Statista.com estimates there are roughly 275 million U.S. smartphone users among the country’s approximately 330 million people. That includes an estimated 209 million U.S. adult smartphone users, indicating that banking-age individuals are well-equipped to connect to electronic banking.
But Mehrsa Baradaran, a University of California/Irvine law professor, said the U.S. recession currently underway will make already-extant problems for the unbanked “more acute.” She noted that some Americans have had to wait hours in line at ATMs or tap into alternative service providers.
Baradaran urged Congress to authorize basic checking accounts at the U.S. Postal Service in partnership with the Federal Reserve Payments System. After all, she said, people with digital accounts also need physical access locations in her view.

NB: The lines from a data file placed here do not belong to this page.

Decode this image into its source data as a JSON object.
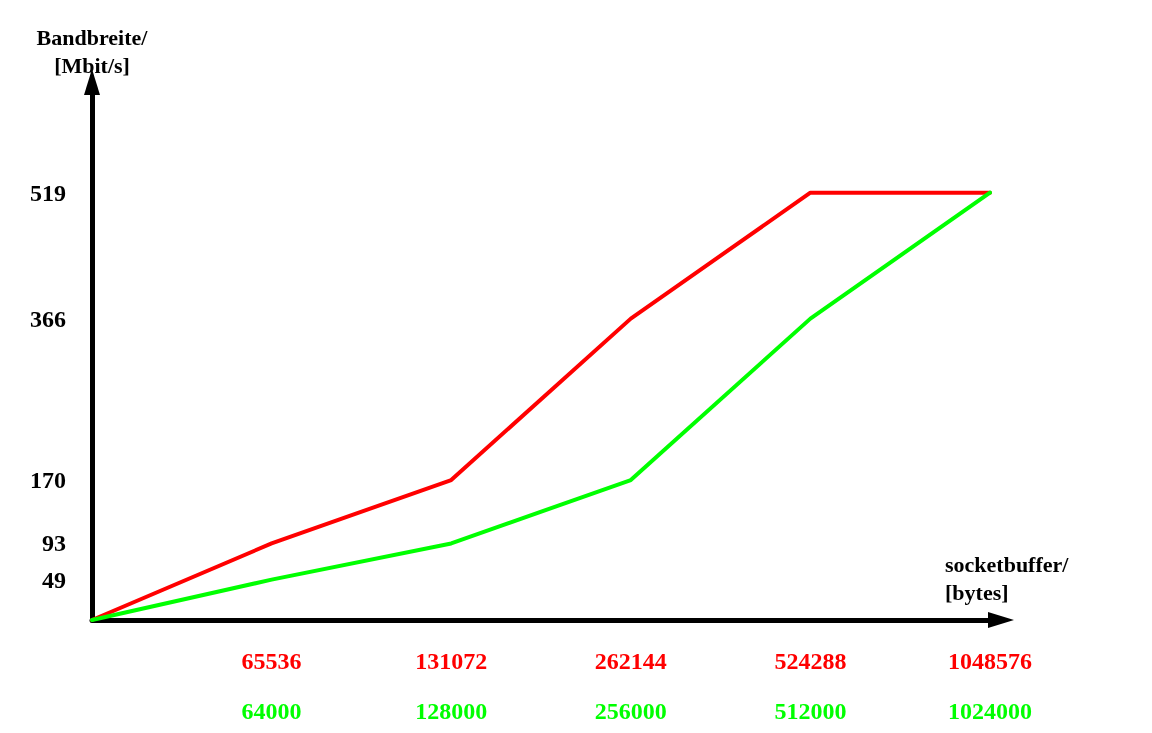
{
  "chart_data": {
    "type": "line",
    "ylabel": "Bandbreite/\n[Mbit/s]",
    "xlabel": "socketbuffer/\n[bytes]",
    "categories": [
      null,
      "65536\n64000",
      "131072\n128000",
      "262144\n256000",
      "524288\n512000",
      "1048576\n1024000"
    ],
    "series": [
      {
        "color": "#ff0000",
        "values": [
          0,
          93,
          170,
          366,
          519,
          519
        ]
      },
      {
        "color": "#00ff00",
        "values": [
          0,
          49,
          93,
          170,
          366,
          519
        ]
      }
    ],
    "ylim": [
      0,
      640
    ],
    "yticks": [
      49,
      93,
      170,
      366,
      519
    ],
    "marker": "none",
    "line_style": "solid"
  }
}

It’s worth noting that postal banking existed for a while in America, but it petered out after 1967. Establishing postal banking now at the height of what looks like a new virulent strain of recession would basically link the most vulnerable U.S. populations to the government as creditor when defaults loom.
Thursday’s hearing came as Reuters reported that digital currencies are taking on new urgency in the COVID-19 era, as noted during an online event held by the think tank CEPR and the London School of Economics.
“There is little evidence that cash transmits the virus, but COVID-19 has caused an unprecedented experiment in digitalization across our lives,” Benoit Coeure, head of the Innovation Hub at the Bank for International Settlements, said at the event, per Reuters. “COVID-19 will be remembered by economic historians as the event which pushed [Central Bank Digital Currency] development into top gear.”